Благодаря Ольге у нас имелись на руках почти все документы, связанные со старой квартирой Татьяны Владимировны. И перед самым Днем Победы Маша, Татьяна Владимировна и я отправились в психиатрическую клинику, чтобы раздобыть последний из них — официальное подтверждение того, что при подписании договора о квартирном обмене Татьяна Владимировна пребывала в своем уме (Катя, готовившаяся, по словам Маши, к экзаменам, нас не сопровождала). Старуха, суровая молодая красавица и иностранец в очках: думаю, каждый, кому мы попадались на глаза, находил нашу компанию подозрительной.
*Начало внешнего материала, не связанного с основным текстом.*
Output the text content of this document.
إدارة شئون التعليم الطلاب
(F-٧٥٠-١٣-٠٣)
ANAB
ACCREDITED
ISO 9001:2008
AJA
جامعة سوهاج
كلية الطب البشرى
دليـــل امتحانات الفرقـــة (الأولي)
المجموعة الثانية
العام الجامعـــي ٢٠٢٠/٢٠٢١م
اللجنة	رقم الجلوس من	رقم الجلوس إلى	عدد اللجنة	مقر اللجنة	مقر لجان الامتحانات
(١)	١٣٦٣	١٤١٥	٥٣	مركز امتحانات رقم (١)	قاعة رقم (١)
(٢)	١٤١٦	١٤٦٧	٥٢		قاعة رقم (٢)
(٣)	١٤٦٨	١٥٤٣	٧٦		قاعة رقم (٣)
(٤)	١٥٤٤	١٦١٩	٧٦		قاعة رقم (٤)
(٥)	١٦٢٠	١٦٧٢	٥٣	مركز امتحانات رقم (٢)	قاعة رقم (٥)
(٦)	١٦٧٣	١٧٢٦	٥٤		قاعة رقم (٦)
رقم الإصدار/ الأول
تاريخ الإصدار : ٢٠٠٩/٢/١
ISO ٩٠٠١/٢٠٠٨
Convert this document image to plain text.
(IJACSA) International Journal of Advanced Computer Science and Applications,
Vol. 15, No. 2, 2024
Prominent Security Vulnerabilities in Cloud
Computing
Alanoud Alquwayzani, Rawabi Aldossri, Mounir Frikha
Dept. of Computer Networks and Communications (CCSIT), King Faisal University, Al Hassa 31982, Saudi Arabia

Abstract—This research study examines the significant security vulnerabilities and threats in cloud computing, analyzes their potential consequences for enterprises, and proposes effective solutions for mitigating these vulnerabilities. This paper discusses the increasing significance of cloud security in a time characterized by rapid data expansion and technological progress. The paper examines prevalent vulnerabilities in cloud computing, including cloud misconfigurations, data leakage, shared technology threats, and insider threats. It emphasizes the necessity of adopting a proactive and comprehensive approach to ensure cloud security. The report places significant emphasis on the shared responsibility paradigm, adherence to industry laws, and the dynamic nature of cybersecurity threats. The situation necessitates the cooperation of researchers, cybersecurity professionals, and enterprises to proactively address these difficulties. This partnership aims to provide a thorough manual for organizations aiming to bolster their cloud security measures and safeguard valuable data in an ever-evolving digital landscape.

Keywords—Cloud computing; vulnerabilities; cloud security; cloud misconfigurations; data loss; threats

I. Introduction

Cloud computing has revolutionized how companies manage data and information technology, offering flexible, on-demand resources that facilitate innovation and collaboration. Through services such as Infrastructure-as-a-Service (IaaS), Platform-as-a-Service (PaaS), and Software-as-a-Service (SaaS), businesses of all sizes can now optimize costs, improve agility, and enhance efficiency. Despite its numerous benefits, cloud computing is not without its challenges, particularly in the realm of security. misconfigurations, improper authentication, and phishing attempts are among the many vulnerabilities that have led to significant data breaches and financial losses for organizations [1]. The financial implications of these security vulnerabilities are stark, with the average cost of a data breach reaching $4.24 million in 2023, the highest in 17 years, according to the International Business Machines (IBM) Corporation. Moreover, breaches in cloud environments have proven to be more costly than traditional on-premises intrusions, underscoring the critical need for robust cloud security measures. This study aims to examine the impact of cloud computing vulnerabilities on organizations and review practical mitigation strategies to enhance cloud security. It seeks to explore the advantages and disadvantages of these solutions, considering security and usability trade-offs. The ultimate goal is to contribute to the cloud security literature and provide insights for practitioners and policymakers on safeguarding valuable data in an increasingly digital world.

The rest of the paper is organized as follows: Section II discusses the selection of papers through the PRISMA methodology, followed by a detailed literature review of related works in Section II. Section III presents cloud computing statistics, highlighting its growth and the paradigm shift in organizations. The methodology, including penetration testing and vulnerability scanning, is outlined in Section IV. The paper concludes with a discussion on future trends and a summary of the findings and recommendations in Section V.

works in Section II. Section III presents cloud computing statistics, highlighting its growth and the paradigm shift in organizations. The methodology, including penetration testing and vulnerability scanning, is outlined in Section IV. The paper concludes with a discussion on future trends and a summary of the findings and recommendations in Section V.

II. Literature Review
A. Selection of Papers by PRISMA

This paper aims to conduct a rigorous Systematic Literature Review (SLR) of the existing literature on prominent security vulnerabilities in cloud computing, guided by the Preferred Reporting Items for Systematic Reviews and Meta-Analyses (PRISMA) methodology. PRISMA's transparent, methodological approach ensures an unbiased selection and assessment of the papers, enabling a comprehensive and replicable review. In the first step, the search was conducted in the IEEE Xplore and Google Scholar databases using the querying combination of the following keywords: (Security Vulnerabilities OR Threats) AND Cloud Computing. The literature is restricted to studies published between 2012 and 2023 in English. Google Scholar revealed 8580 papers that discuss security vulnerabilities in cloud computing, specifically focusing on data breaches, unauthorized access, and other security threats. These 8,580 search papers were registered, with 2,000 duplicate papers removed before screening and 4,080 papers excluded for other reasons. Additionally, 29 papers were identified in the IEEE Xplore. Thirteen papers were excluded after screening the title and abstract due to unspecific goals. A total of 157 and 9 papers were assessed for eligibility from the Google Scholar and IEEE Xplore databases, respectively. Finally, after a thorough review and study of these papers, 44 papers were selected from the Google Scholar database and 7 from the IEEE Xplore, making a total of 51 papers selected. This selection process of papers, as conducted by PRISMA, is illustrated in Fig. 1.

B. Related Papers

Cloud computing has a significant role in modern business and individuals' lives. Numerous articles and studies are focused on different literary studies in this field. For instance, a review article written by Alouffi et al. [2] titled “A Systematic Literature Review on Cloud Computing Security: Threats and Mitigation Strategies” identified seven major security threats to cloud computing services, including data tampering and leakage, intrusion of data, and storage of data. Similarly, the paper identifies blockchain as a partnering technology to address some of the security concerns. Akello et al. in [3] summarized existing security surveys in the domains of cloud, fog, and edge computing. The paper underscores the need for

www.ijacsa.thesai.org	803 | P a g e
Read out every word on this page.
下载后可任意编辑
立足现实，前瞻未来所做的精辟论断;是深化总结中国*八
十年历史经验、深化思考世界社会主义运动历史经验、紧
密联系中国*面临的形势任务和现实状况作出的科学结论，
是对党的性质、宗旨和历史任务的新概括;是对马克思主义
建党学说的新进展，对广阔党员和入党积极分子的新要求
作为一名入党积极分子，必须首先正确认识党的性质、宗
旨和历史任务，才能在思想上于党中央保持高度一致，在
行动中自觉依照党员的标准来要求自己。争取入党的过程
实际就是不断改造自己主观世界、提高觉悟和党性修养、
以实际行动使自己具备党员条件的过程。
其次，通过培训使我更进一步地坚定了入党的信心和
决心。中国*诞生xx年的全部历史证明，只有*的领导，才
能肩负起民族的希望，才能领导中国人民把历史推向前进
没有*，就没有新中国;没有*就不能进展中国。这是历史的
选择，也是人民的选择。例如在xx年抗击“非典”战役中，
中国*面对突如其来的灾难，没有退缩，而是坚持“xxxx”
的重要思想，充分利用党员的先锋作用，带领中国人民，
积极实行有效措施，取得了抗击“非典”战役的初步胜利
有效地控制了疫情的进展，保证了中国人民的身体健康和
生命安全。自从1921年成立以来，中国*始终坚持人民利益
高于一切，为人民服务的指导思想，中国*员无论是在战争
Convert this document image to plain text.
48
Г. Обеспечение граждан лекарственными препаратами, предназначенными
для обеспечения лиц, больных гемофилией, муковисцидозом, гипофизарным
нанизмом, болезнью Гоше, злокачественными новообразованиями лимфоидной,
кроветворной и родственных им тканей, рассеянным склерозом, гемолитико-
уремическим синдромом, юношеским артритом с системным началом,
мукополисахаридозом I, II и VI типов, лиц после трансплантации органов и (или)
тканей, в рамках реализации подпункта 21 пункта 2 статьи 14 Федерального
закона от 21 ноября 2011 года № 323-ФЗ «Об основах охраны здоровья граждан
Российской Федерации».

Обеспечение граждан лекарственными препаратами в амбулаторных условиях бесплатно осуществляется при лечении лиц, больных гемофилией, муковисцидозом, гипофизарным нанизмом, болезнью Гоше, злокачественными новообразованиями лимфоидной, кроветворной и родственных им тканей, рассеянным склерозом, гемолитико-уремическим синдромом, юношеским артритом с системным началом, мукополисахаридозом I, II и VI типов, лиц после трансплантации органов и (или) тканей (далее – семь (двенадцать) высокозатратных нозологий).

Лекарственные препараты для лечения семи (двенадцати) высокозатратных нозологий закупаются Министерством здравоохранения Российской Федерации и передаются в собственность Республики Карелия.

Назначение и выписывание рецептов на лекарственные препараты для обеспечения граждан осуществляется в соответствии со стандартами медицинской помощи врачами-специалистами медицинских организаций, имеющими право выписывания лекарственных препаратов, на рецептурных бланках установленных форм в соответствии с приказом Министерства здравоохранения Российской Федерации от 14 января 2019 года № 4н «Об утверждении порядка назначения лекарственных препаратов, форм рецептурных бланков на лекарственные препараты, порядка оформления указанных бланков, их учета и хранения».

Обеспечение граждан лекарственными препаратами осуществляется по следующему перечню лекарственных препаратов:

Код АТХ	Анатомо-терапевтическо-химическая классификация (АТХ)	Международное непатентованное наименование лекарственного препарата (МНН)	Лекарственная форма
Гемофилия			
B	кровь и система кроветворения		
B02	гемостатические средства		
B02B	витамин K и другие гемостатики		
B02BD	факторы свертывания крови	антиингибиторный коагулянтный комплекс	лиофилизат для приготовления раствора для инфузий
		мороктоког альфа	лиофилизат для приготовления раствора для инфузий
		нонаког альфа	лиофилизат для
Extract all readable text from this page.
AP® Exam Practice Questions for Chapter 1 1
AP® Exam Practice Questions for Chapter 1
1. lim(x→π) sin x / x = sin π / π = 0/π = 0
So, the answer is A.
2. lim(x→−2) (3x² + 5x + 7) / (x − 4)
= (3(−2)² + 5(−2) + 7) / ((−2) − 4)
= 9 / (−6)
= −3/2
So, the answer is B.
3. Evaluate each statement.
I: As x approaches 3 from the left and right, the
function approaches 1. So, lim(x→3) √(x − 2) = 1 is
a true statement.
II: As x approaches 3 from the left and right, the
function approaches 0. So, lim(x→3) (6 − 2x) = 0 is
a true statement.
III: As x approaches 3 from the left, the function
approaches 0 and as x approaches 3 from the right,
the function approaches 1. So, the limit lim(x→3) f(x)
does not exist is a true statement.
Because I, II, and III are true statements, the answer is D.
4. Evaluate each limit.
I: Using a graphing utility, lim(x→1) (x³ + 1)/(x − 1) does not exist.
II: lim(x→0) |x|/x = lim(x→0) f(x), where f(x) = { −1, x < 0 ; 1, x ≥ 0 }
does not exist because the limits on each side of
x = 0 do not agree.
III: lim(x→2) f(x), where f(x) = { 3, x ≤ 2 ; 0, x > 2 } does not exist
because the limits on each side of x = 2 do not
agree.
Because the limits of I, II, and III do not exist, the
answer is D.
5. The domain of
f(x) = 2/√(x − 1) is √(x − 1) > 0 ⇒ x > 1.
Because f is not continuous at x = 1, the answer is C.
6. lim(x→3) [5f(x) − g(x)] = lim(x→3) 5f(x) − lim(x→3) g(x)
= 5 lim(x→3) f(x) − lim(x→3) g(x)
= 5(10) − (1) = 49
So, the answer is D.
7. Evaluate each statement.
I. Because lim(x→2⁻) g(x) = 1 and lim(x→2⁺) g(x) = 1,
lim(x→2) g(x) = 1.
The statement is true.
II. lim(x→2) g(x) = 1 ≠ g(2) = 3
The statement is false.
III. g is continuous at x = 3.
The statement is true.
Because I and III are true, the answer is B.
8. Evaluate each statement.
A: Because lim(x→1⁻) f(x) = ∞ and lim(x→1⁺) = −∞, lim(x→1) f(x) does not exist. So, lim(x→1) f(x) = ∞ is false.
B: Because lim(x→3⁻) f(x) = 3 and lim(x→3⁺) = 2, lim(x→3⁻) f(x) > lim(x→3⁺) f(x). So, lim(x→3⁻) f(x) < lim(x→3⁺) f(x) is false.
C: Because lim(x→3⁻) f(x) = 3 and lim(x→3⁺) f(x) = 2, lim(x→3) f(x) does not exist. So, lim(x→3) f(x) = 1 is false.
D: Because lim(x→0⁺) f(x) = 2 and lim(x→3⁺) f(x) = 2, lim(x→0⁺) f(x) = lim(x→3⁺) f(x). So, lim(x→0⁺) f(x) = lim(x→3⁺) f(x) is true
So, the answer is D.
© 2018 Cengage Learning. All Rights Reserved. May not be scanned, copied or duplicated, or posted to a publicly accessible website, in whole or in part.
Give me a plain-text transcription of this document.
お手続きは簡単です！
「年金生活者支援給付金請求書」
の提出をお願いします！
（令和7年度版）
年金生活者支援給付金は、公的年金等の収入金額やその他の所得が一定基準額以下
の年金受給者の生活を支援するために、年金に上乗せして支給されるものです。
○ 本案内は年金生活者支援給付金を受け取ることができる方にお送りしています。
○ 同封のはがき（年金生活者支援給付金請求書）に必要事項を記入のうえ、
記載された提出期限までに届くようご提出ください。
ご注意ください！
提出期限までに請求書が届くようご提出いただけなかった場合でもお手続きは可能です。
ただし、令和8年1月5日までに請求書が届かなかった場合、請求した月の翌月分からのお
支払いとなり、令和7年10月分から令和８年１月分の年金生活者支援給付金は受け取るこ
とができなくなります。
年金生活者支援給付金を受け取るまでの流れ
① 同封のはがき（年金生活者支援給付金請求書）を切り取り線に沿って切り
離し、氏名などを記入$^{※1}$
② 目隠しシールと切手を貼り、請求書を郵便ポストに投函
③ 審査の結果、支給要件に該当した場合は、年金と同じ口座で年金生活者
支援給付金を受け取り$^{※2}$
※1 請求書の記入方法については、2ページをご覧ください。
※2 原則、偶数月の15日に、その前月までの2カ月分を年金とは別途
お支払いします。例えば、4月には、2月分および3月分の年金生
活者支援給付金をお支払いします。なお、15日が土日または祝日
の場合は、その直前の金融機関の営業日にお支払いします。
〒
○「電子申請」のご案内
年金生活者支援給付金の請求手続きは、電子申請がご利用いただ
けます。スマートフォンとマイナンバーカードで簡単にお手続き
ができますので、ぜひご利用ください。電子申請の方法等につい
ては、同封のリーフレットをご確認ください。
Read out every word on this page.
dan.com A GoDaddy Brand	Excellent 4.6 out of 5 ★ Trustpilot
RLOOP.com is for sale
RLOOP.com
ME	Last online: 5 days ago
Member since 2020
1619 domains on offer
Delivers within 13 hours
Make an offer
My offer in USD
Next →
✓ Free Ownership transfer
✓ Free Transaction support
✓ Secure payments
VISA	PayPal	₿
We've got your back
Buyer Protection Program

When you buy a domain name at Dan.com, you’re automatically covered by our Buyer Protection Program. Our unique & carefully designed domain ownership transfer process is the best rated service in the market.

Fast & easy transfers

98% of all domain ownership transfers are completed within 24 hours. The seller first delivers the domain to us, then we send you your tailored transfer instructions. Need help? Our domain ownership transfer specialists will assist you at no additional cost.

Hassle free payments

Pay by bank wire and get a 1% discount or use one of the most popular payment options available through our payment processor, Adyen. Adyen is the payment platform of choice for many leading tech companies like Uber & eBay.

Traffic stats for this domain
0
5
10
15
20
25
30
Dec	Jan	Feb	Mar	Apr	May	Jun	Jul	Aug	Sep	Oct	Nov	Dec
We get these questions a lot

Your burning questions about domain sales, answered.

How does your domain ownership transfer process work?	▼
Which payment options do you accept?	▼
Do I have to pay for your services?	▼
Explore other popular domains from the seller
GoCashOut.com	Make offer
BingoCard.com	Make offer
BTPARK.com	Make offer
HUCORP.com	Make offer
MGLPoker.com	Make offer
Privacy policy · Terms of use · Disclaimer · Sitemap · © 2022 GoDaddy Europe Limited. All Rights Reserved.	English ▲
В любой системе подземного транспорта имеются свои официальные и неофициальные правила. В лондонской подземке тебе надлежит стоять на эскалаторе справа, пропускать вперед тех, кто выходит из вагона, никогда не заговаривать с незнакомцами и до времени завтрака в вагонах не целоваться. В Москве — подниматься с места на станции, предшествующей той, на которой ты выходишь, и неподвижно стоять лицом к двери вместе с другими собирающимися покинуть вагон пассажирами, точно все мы — солдаты, ожидающие сигнала атаки, или христиане, которые готовятся выйти на арену римского цирка. А затем проталкиваться на платформу сквозь толпу старух, пихающих тебя локтями с остервенением, наводящим на мысль, что кто-то строго-настрого приказал им: пленных не брать.
Вот и мы, когда ехали за справкой, поднялись с наших мест на «Красносельской» и вышли из вагона на станции «Сокольники». Наверху ледяные бортики еще тянулись вдоль сточных канав, и лед еще держался за крошащиеся бордюрные камни, и серовато-черные комки его липли к подножиям уличных фонарей. Тротуары выглядели так, точно их полили охлажденным соусом. Однако девушки уже обрядились в короткие юбочки. И улицы снова запахли пивом и революцией.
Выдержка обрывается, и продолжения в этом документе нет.